Vodafone has had ambitions to expand its telecom operations across Europe. The strategy to add fixed-line networks to supplement the company's mobile services has failed.

But management believes the Ono deal is an important first step to unite an industry that is scattered among 150 major telecom operators, which often function across national lines. This has caused (among other things) confusion and (at times) conflicts with various telecom standards.

By contrast, the U.S. has four major carriers, including market leaders Verizon (V) and AT&T (T).

Ono is Spain's leading provider of broadband, pay-TV and fixed communications to 2 million customers. 

Even more impressive is that Vodafone will now own the largest next-generation network in Spain, reaching more than 7 million homes and more than 40% of consumers in Spain.

The acquisition gives Ono a price-to-earnings ratio of 7.5, which is not expensive at all.

Vodafone has plenty of money to make acquisitions. Its challenge has been improving its execution, particularly its inability to extract value from its emerging-market operations, which has frustrated shareholders.

Today, however, the company's investors have plenty to be excited about. Chief Executive Vittorio Colao once promised that he would do a deal that would "transform" the company. It looks like he has made good on this promise.

There are plenty of reasons to suspect that Colao will be right on this bet. Vodafone reported a 10% decline in European revenue for the three months ended in December. I don't want to say the company's back was against the wall, but something needed to be done.

Given the company's recent struggles, this is the kind of deal investors wanted. It also helps that management believes that it can generate revenues of around 1 billion euro ($1.4 billion) once synergies related to distribution, marketing and cross-selling are achieved.

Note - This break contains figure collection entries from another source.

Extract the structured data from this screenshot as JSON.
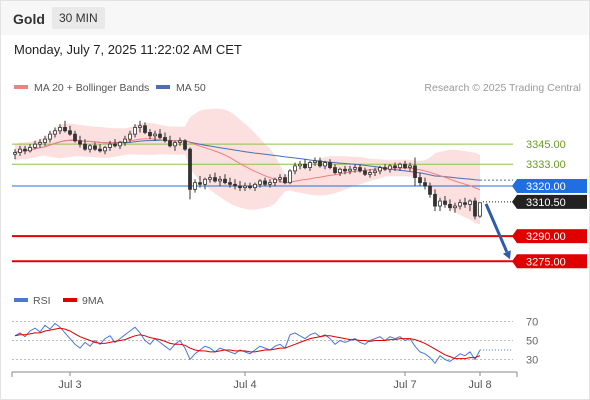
{
  "header": {
    "title": "Gold",
    "interval": "30 MIN"
  },
  "timestamp": "Monday, July 7, 2025 11:22:02 AM CET",
  "legend": {
    "ma20": "MA 20 + Bollinger Bands",
    "ma50": "MA 50",
    "credit": "Research © 2025 Trading Central"
  },
  "rsi_legend": {
    "rsi": "RSI",
    "ma9": "9MA"
  },
  "colors": {
    "ma20": "#f08080",
    "ma50": "#4a6fb5",
    "bands": "#fbd9d9",
    "candle": "#333333",
    "support": "#e00000",
    "current_price": "#222222",
    "pivot": "#1f6fe0",
    "resistance_line": "#8bc34a",
    "resistance_text": "#6a9b1e",
    "rsi": "#4a78d6",
    "rsi_ma": "#e00000",
    "projection_arrow": "#2d5da8"
  },
  "chart_data": [
    {
      "type": "candlestick",
      "title": "Gold 30 MIN",
      "x_ticks": [
        "Jul 3",
        "Jul 4",
        "Jul 7",
        "Jul 8"
      ],
      "ylim": [
        3262,
        3372
      ],
      "current_price": 3310.5,
      "levels": [
        {
          "label": "3345.00",
          "value": 3345.0,
          "kind": "resistance"
        },
        {
          "label": "3333.00",
          "value": 3333.0,
          "kind": "resistance"
        },
        {
          "label": "3320.00",
          "value": 3320.0,
          "kind": "pivot"
        },
        {
          "label": "3290.00",
          "value": 3290.0,
          "kind": "support"
        },
        {
          "label": "3275.00",
          "value": 3275.0,
          "kind": "support"
        }
      ],
      "projection": {
        "from": 3310.5,
        "to": 3275.0
      },
      "series": [
        {
          "name": "MA 20 + Bollinger Bands",
          "kind": "ma20_bands"
        },
        {
          "name": "MA 50",
          "kind": "ma50"
        }
      ],
      "candles": [
        [
          3339,
          3342,
          3336,
          3340
        ],
        [
          3340,
          3344,
          3338,
          3342
        ],
        [
          3342,
          3344,
          3339,
          3341
        ],
        [
          3341,
          3345,
          3340,
          3343
        ],
        [
          3343,
          3347,
          3342,
          3345
        ],
        [
          3345,
          3348,
          3343,
          3346
        ],
        [
          3346,
          3350,
          3344,
          3348
        ],
        [
          3348,
          3353,
          3346,
          3351
        ],
        [
          3351,
          3355,
          3349,
          3353
        ],
        [
          3353,
          3357,
          3351,
          3355
        ],
        [
          3355,
          3359,
          3352,
          3353
        ],
        [
          3353,
          3356,
          3350,
          3351
        ],
        [
          3351,
          3353,
          3346,
          3347
        ],
        [
          3347,
          3350,
          3343,
          3345
        ],
        [
          3345,
          3348,
          3341,
          3342
        ],
        [
          3342,
          3345,
          3340,
          3344
        ],
        [
          3344,
          3346,
          3341,
          3342
        ],
        [
          3342,
          3345,
          3340,
          3341
        ],
        [
          3341,
          3344,
          3339,
          3343
        ],
        [
          3343,
          3347,
          3341,
          3345
        ],
        [
          3345,
          3348,
          3343,
          3344
        ],
        [
          3344,
          3347,
          3342,
          3346
        ],
        [
          3346,
          3350,
          3344,
          3348
        ],
        [
          3348,
          3353,
          3346,
          3351
        ],
        [
          3351,
          3357,
          3349,
          3355
        ],
        [
          3355,
          3359,
          3352,
          3356
        ],
        [
          3356,
          3358,
          3351,
          3352
        ],
        [
          3352,
          3354,
          3348,
          3350
        ],
        [
          3350,
          3353,
          3347,
          3351
        ],
        [
          3351,
          3354,
          3348,
          3349
        ],
        [
          3349,
          3352,
          3346,
          3347
        ],
        [
          3347,
          3350,
          3343,
          3344
        ],
        [
          3344,
          3347,
          3341,
          3346
        ],
        [
          3346,
          3349,
          3344,
          3347
        ],
        [
          3347,
          3348,
          3341,
          3342
        ],
        [
          3342,
          3343,
          3312,
          3318
        ],
        [
          3318,
          3324,
          3316,
          3322
        ],
        [
          3322,
          3326,
          3319,
          3321
        ],
        [
          3321,
          3325,
          3318,
          3324
        ],
        [
          3324,
          3327,
          3322,
          3325
        ],
        [
          3325,
          3328,
          3322,
          3323
        ],
        [
          3323,
          3326,
          3320,
          3324
        ],
        [
          3324,
          3327,
          3321,
          3322
        ],
        [
          3322,
          3325,
          3319,
          3321
        ],
        [
          3321,
          3324,
          3318,
          3320
        ],
        [
          3320,
          3323,
          3317,
          3319
        ],
        [
          3319,
          3322,
          3317,
          3320
        ],
        [
          3320,
          3322,
          3318,
          3319
        ],
        [
          3319,
          3322,
          3317,
          3321
        ],
        [
          3321,
          3324,
          3319,
          3323
        ],
        [
          3323,
          3325,
          3320,
          3321
        ],
        [
          3321,
          3324,
          3319,
          3322
        ],
        [
          3322,
          3325,
          3320,
          3324
        ],
        [
          3324,
          3327,
          3322,
          3325
        ],
        [
          3325,
          3327,
          3321,
          3322
        ],
        [
          3322,
          3330,
          3321,
          3329
        ],
        [
          3329,
          3334,
          3327,
          3332
        ],
        [
          3332,
          3335,
          3330,
          3333
        ],
        [
          3333,
          3336,
          3330,
          3331
        ],
        [
          3331,
          3335,
          3329,
          3334
        ],
        [
          3334,
          3337,
          3332,
          3335
        ],
        [
          3335,
          3337,
          3331,
          3332
        ],
        [
          3332,
          3335,
          3330,
          3334
        ],
        [
          3334,
          3336,
          3330,
          3331
        ],
        [
          3331,
          3333,
          3327,
          3328
        ],
        [
          3328,
          3331,
          3326,
          3330
        ],
        [
          3330,
          3332,
          3327,
          3329
        ],
        [
          3329,
          3332,
          3327,
          3330
        ],
        [
          3330,
          3333,
          3328,
          3331
        ],
        [
          3331,
          3333,
          3328,
          3329
        ],
        [
          3329,
          3331,
          3326,
          3327
        ],
        [
          3327,
          3330,
          3325,
          3328
        ],
        [
          3328,
          3331,
          3326,
          3329
        ],
        [
          3329,
          3332,
          3327,
          3331
        ],
        [
          3331,
          3333,
          3329,
          3330
        ],
        [
          3330,
          3333,
          3328,
          3332
        ],
        [
          3332,
          3334,
          3329,
          3331
        ],
        [
          3331,
          3334,
          3329,
          3333
        ],
        [
          3333,
          3335,
          3330,
          3331
        ],
        [
          3331,
          3334,
          3329,
          3332
        ],
        [
          3332,
          3337,
          3320,
          3325
        ],
        [
          3325,
          3328,
          3320,
          3322
        ],
        [
          3322,
          3325,
          3318,
          3320
        ],
        [
          3320,
          3322,
          3313,
          3315
        ],
        [
          3315,
          3318,
          3305,
          3308
        ],
        [
          3308,
          3313,
          3305,
          3311
        ],
        [
          3311,
          3314,
          3307,
          3309
        ],
        [
          3309,
          3312,
          3305,
          3307
        ],
        [
          3307,
          3310,
          3304,
          3308
        ],
        [
          3308,
          3312,
          3306,
          3310
        ],
        [
          3310,
          3313,
          3307,
          3309
        ],
        [
          3309,
          3312,
          3305,
          3311
        ],
        [
          3311,
          3313,
          3300,
          3302
        ],
        [
          3302,
          3310,
          3301,
          3310
        ]
      ]
    },
    {
      "type": "line",
      "title": "RSI",
      "yticks": [
        30,
        50,
        70
      ],
      "ylim": [
        20,
        80
      ],
      "series": [
        {
          "name": "RSI",
          "values": [
            55,
            58,
            54,
            60,
            63,
            59,
            66,
            62,
            68,
            64,
            58,
            52,
            46,
            42,
            48,
            44,
            50,
            46,
            52,
            55,
            48,
            52,
            56,
            60,
            64,
            58,
            50,
            46,
            52,
            48,
            44,
            40,
            46,
            50,
            42,
            30,
            36,
            40,
            44,
            42,
            38,
            42,
            40,
            38,
            36,
            40,
            38,
            36,
            40,
            44,
            42,
            40,
            44,
            46,
            42,
            56,
            58,
            55,
            52,
            56,
            58,
            54,
            56,
            52,
            46,
            50,
            48,
            50,
            52,
            48,
            46,
            50,
            52,
            54,
            50,
            54,
            52,
            54,
            50,
            52,
            44,
            38,
            36,
            32,
            26,
            34,
            30,
            28,
            32,
            36,
            34,
            38,
            30,
            40
          ]
        },
        {
          "name": "9MA",
          "values": [
            55,
            56,
            56,
            57,
            58,
            58,
            60,
            61,
            62,
            63,
            62,
            60,
            57,
            54,
            52,
            50,
            48,
            47,
            47,
            48,
            49,
            50,
            51,
            53,
            55,
            56,
            55,
            53,
            52,
            51,
            49,
            47,
            46,
            46,
            45,
            42,
            40,
            39,
            39,
            38,
            38,
            39,
            40,
            40,
            39,
            39,
            39,
            38,
            38,
            39,
            40,
            40,
            41,
            42,
            42,
            44,
            46,
            48,
            50,
            52,
            53,
            54,
            55,
            55,
            54,
            53,
            52,
            51,
            51,
            50,
            50,
            49,
            50,
            50,
            50,
            51,
            51,
            52,
            52,
            52,
            51,
            49,
            47,
            44,
            41,
            38,
            35,
            33,
            31,
            31,
            31,
            32,
            32,
            34
          ]
        }
      ]
    }
  ]
}
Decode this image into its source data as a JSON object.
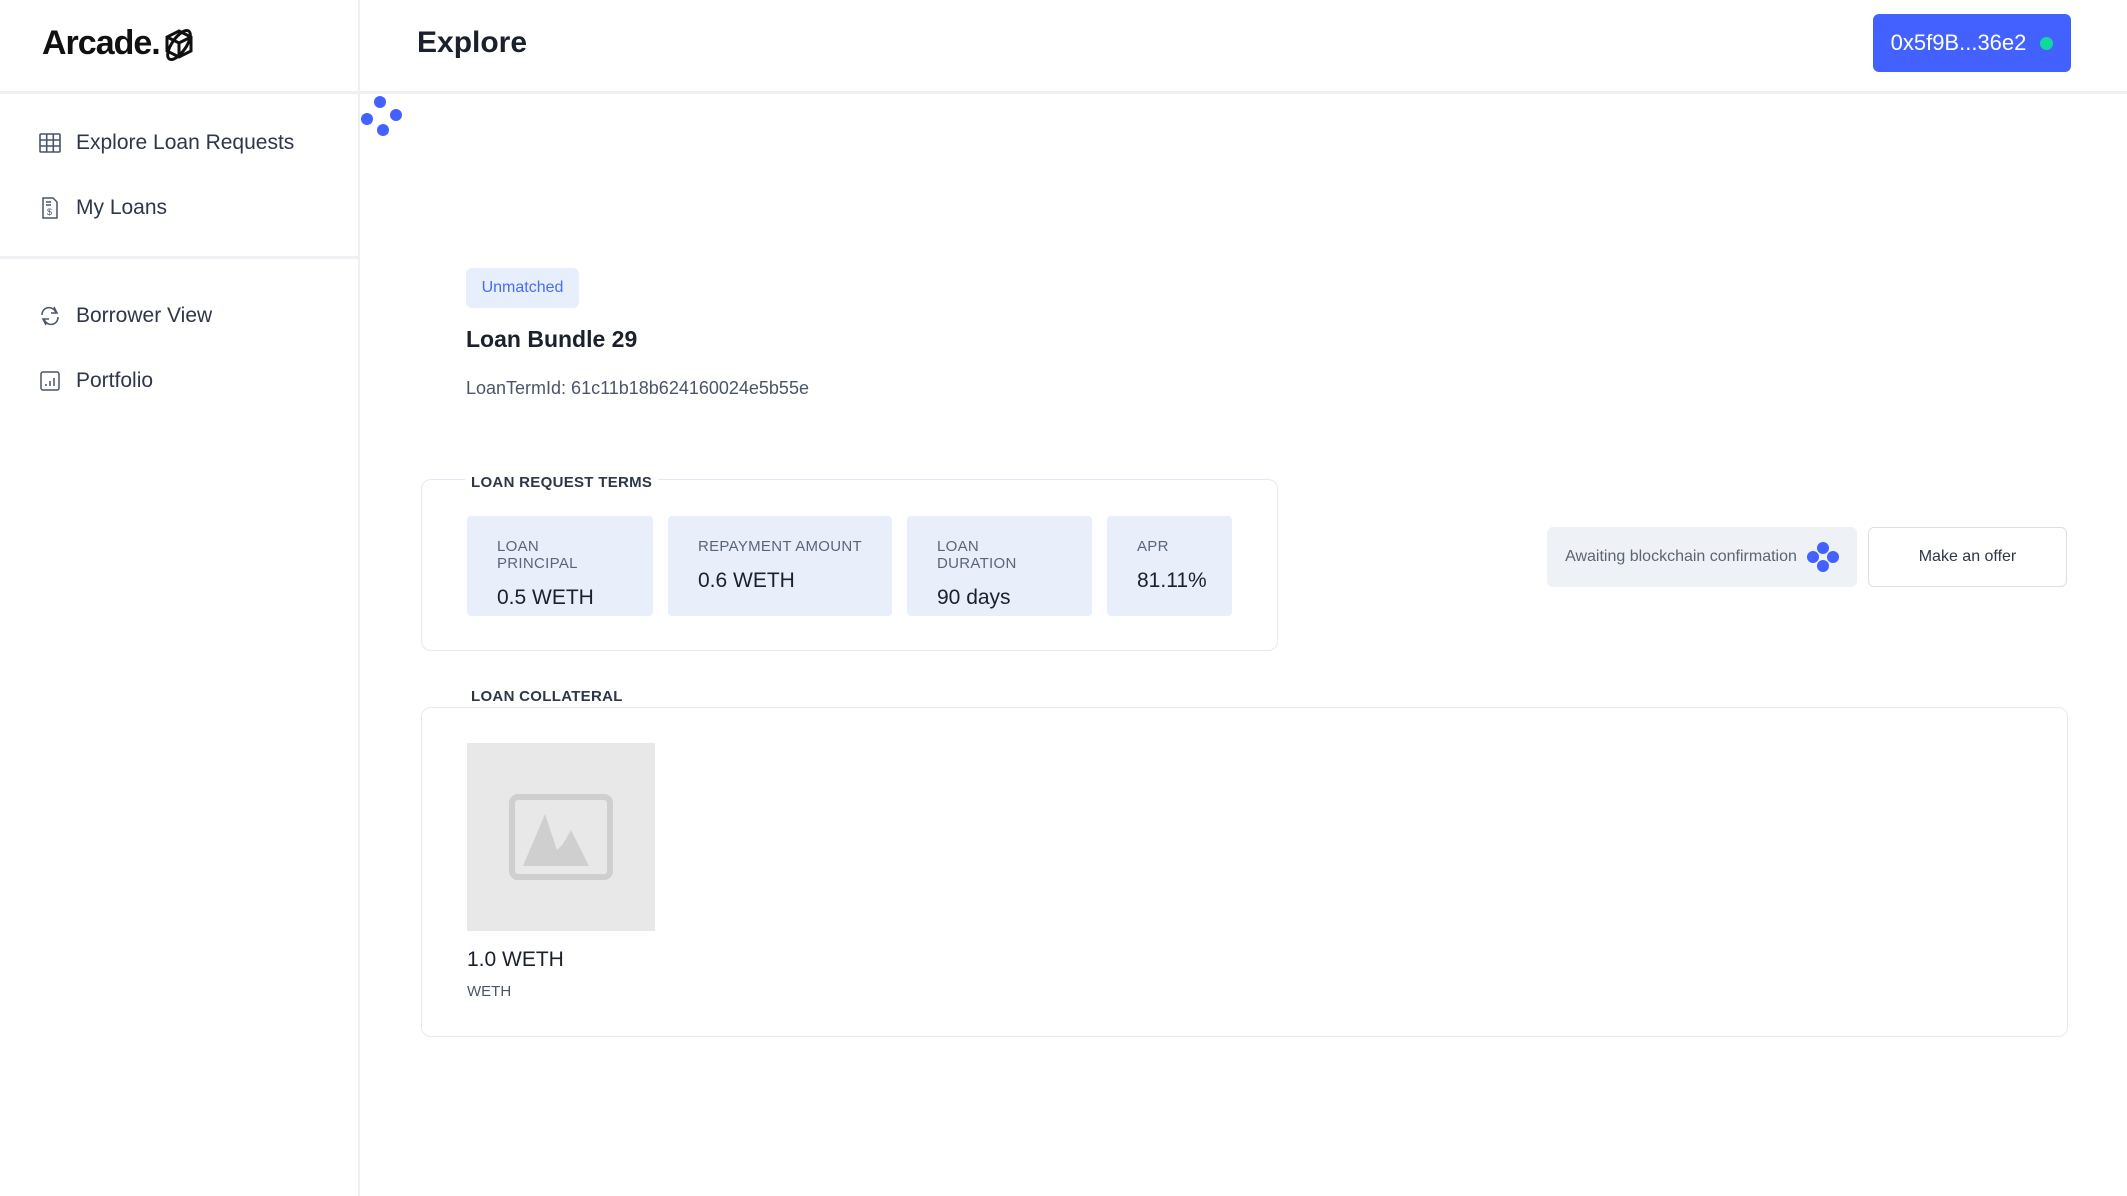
{
  "app": {
    "logo_text": "Arcade."
  },
  "sidebar": {
    "items": [
      {
        "label": "Explore Loan Requests",
        "icon": "table-icon"
      },
      {
        "label": "My Loans",
        "icon": "invoice-icon"
      },
      {
        "label": "Borrower View",
        "icon": "swap-icon"
      },
      {
        "label": "Portfolio",
        "icon": "chart-icon"
      }
    ]
  },
  "header": {
    "title": "Explore",
    "wallet": "0x5f9B...36e2",
    "wallet_status_color": "#10d9a0"
  },
  "loan": {
    "status": "Unmatched",
    "title": "Loan Bundle 29",
    "term_id": "LoanTermId: 61c11b18b624160024e5b55e",
    "terms_label": "Loan Request Terms",
    "terms": [
      {
        "label": "Loan Principal",
        "value": "0.5 WETH"
      },
      {
        "label": "Repayment Amount",
        "value": "0.6 WETH"
      },
      {
        "label": "Loan Duration",
        "value": "90 days"
      },
      {
        "label": "APR",
        "value": "81.11%"
      }
    ],
    "collateral_label": "Loan Collateral",
    "collateral": {
      "amount": "1.0 WETH",
      "symbol": "WETH"
    }
  },
  "actions": {
    "awaiting": "Awaiting blockchain confirmation",
    "offer": "Make an offer"
  },
  "colors": {
    "accent": "#4361ff",
    "tile_bg": "#e8effb"
  }
}
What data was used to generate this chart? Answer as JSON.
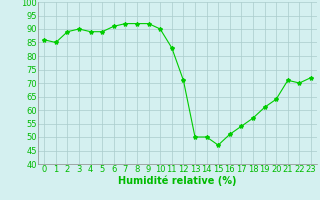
{
  "x": [
    0,
    1,
    2,
    3,
    4,
    5,
    6,
    7,
    8,
    9,
    10,
    11,
    12,
    13,
    14,
    15,
    16,
    17,
    18,
    19,
    20,
    21,
    22,
    23
  ],
  "y": [
    86,
    85,
    89,
    90,
    89,
    89,
    91,
    92,
    92,
    92,
    90,
    83,
    71,
    50,
    50,
    47,
    51,
    54,
    57,
    61,
    64,
    71,
    70,
    72
  ],
  "line_color": "#00cc00",
  "marker": "*",
  "marker_size": 3,
  "background_color": "#d4f0f0",
  "grid_color": "#aacccc",
  "xlabel": "Humidité relative (%)",
  "xlabel_color": "#00bb00",
  "xlabel_fontsize": 7,
  "tick_color": "#00bb00",
  "tick_fontsize": 6,
  "ylim": [
    40,
    100
  ],
  "xlim_min": -0.5,
  "xlim_max": 23.5,
  "yticks": [
    40,
    45,
    50,
    55,
    60,
    65,
    70,
    75,
    80,
    85,
    90,
    95,
    100
  ],
  "xticks": [
    0,
    1,
    2,
    3,
    4,
    5,
    6,
    7,
    8,
    9,
    10,
    11,
    12,
    13,
    14,
    15,
    16,
    17,
    18,
    19,
    20,
    21,
    22,
    23
  ]
}
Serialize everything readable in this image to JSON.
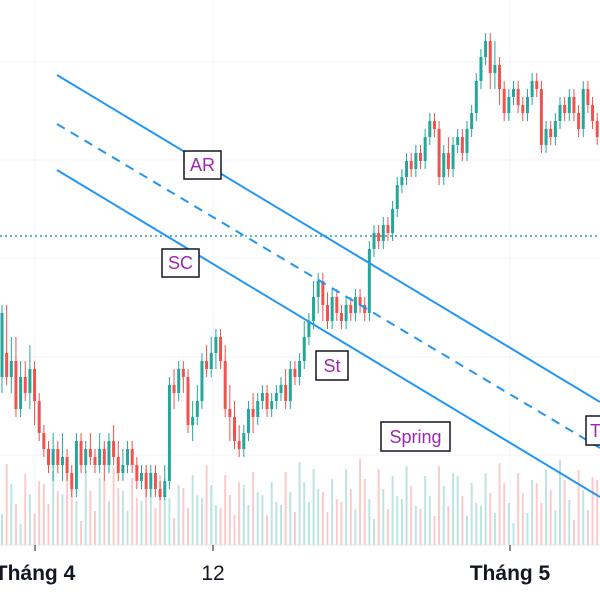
{
  "chart_data": {
    "type": "candlestick",
    "x_ticks": [
      {
        "label": "Tháng 4",
        "bold": true
      },
      {
        "label": "12",
        "bold": false
      },
      {
        "label": "Tháng 5",
        "bold": true
      }
    ],
    "annotations": [
      "AR",
      "SC",
      "St",
      "Spring",
      "T"
    ],
    "grid": true,
    "colors": {
      "up": "#26a69a",
      "down": "#ef5350",
      "channel": "#2196f3",
      "annotation_text": "#9c27b0",
      "reference_line": "#26a69a"
    },
    "candles": [
      [
        205,
        245,
        195,
        250
      ],
      [
        220,
        205,
        200,
        250
      ],
      [
        205,
        215,
        195,
        230
      ],
      [
        215,
        185,
        180,
        230
      ],
      [
        185,
        205,
        180,
        215
      ],
      [
        205,
        195,
        190,
        215
      ],
      [
        195,
        210,
        185,
        225
      ],
      [
        210,
        190,
        175,
        215
      ],
      [
        190,
        170,
        165,
        195
      ],
      [
        170,
        160,
        155,
        175
      ],
      [
        160,
        150,
        145,
        165
      ],
      [
        150,
        160,
        140,
        170
      ],
      [
        160,
        150,
        145,
        165
      ],
      [
        150,
        155,
        140,
        170
      ],
      [
        155,
        145,
        140,
        160
      ],
      [
        145,
        135,
        130,
        150
      ],
      [
        135,
        165,
        130,
        170
      ],
      [
        165,
        150,
        145,
        170
      ],
      [
        150,
        160,
        145,
        165
      ],
      [
        160,
        155,
        150,
        170
      ],
      [
        155,
        150,
        145,
        160
      ],
      [
        150,
        160,
        145,
        170
      ],
      [
        160,
        150,
        140,
        165
      ],
      [
        150,
        165,
        145,
        170
      ],
      [
        165,
        155,
        150,
        175
      ],
      [
        155,
        145,
        140,
        165
      ],
      [
        145,
        150,
        140,
        160
      ],
      [
        150,
        160,
        145,
        165
      ],
      [
        160,
        150,
        145,
        165
      ],
      [
        150,
        140,
        135,
        155
      ],
      [
        140,
        145,
        135,
        150
      ],
      [
        145,
        135,
        130,
        150
      ],
      [
        135,
        145,
        130,
        150
      ],
      [
        145,
        135,
        130,
        150
      ],
      [
        135,
        130,
        128,
        140
      ],
      [
        130,
        140,
        128,
        150
      ],
      [
        140,
        200,
        135,
        205
      ],
      [
        200,
        195,
        185,
        210
      ],
      [
        195,
        210,
        190,
        215
      ],
      [
        210,
        205,
        195,
        215
      ],
      [
        205,
        175,
        170,
        210
      ],
      [
        175,
        180,
        165,
        190
      ],
      [
        180,
        190,
        175,
        200
      ],
      [
        190,
        215,
        185,
        220
      ],
      [
        215,
        210,
        205,
        225
      ],
      [
        210,
        220,
        205,
        230
      ],
      [
        220,
        230,
        210,
        235
      ],
      [
        230,
        215,
        210,
        235
      ],
      [
        215,
        185,
        180,
        225
      ],
      [
        185,
        180,
        165,
        200
      ],
      [
        180,
        165,
        160,
        190
      ],
      [
        165,
        160,
        155,
        175
      ],
      [
        160,
        170,
        155,
        175
      ],
      [
        170,
        185,
        165,
        190
      ],
      [
        185,
        180,
        170,
        195
      ],
      [
        180,
        190,
        175,
        195
      ],
      [
        190,
        195,
        185,
        200
      ],
      [
        195,
        185,
        180,
        200
      ],
      [
        185,
        190,
        180,
        195
      ],
      [
        190,
        195,
        185,
        200
      ],
      [
        195,
        200,
        190,
        205
      ],
      [
        200,
        190,
        185,
        210
      ],
      [
        190,
        210,
        185,
        215
      ],
      [
        210,
        205,
        200,
        215
      ],
      [
        205,
        215,
        200,
        220
      ],
      [
        215,
        230,
        210,
        240
      ],
      [
        230,
        240,
        225,
        245
      ],
      [
        240,
        255,
        235,
        265
      ],
      [
        255,
        265,
        245,
        270
      ],
      [
        265,
        250,
        240,
        270
      ],
      [
        250,
        240,
        235,
        258
      ],
      [
        240,
        255,
        235,
        260
      ],
      [
        255,
        245,
        240,
        260
      ],
      [
        245,
        240,
        235,
        250
      ],
      [
        240,
        250,
        235,
        255
      ],
      [
        250,
        245,
        240,
        255
      ],
      [
        245,
        255,
        240,
        260
      ],
      [
        255,
        250,
        245,
        260
      ],
      [
        250,
        245,
        240,
        255
      ],
      [
        245,
        285,
        240,
        290
      ],
      [
        285,
        295,
        280,
        300
      ],
      [
        295,
        290,
        285,
        300
      ],
      [
        290,
        300,
        285,
        305
      ],
      [
        300,
        295,
        290,
        305
      ],
      [
        295,
        310,
        290,
        315
      ],
      [
        310,
        325,
        305,
        330
      ],
      [
        325,
        330,
        320,
        335
      ],
      [
        330,
        340,
        325,
        345
      ],
      [
        340,
        335,
        330,
        345
      ],
      [
        335,
        345,
        330,
        350
      ],
      [
        345,
        340,
        335,
        350
      ],
      [
        340,
        355,
        335,
        360
      ],
      [
        355,
        365,
        350,
        370
      ],
      [
        365,
        360,
        355,
        370
      ],
      [
        360,
        330,
        325,
        365
      ],
      [
        330,
        345,
        325,
        350
      ],
      [
        345,
        335,
        330,
        355
      ],
      [
        335,
        350,
        330,
        355
      ],
      [
        350,
        355,
        345,
        360
      ],
      [
        355,
        345,
        340,
        360
      ],
      [
        345,
        360,
        340,
        365
      ],
      [
        360,
        370,
        355,
        375
      ],
      [
        370,
        390,
        365,
        395
      ],
      [
        390,
        405,
        385,
        410
      ],
      [
        405,
        415,
        400,
        420
      ],
      [
        415,
        395,
        385,
        420
      ],
      [
        395,
        400,
        385,
        415
      ],
      [
        400,
        385,
        375,
        405
      ],
      [
        385,
        370,
        365,
        390
      ],
      [
        370,
        380,
        365,
        385
      ],
      [
        380,
        385,
        375,
        390
      ],
      [
        385,
        375,
        370,
        390
      ],
      [
        375,
        370,
        365,
        380
      ],
      [
        370,
        380,
        365,
        385
      ],
      [
        380,
        390,
        375,
        395
      ],
      [
        390,
        385,
        380,
        395
      ],
      [
        385,
        350,
        345,
        390
      ],
      [
        350,
        360,
        345,
        365
      ],
      [
        360,
        355,
        350,
        365
      ],
      [
        355,
        365,
        350,
        370
      ],
      [
        365,
        375,
        360,
        380
      ],
      [
        375,
        370,
        365,
        380
      ],
      [
        370,
        380,
        365,
        385
      ],
      [
        380,
        370,
        365,
        385
      ],
      [
        370,
        360,
        355,
        375
      ],
      [
        360,
        385,
        355,
        390
      ],
      [
        385,
        375,
        370,
        390
      ],
      [
        375,
        365,
        360,
        380
      ],
      [
        365,
        355,
        350,
        370
      ],
      [
        355,
        345,
        340,
        360
      ],
      [
        345,
        355,
        340,
        360
      ],
      [
        355,
        350,
        345,
        360
      ],
      [
        350,
        360,
        345,
        365
      ],
      [
        360,
        340,
        335,
        365
      ],
      [
        340,
        335,
        330,
        345
      ]
    ]
  }
}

This is Vodafone's second acquisition in six months. Back in September, the company acquired a controlling stake in German cable operator Kabel Deutschland.

The Ono deal, which is expected to be accretive to adjusted earnings per share, also complements Vodafone's agreement with French telecom operator Orange to build out fibre networks in Spain.

All told, Vodafone's management hit a home run. It remains to be seen how well the company can execute to extract value from its investment. But by every measure, this was a well thought-out deal.

The stock is still down about 5% so far this year, so these shares look cheap, given the value-creating opportunity that management expects Ono to bring.

At a minimum, sometime in the second half of the year, Vodafone should regain its 52-week high, which suggests possible upside of about 12%.

At the time of publication, the author held no position in any of the stocks mentioned.

This article represents the opinion of a contributor and not necessarily that of TheStreet or its editorial staff.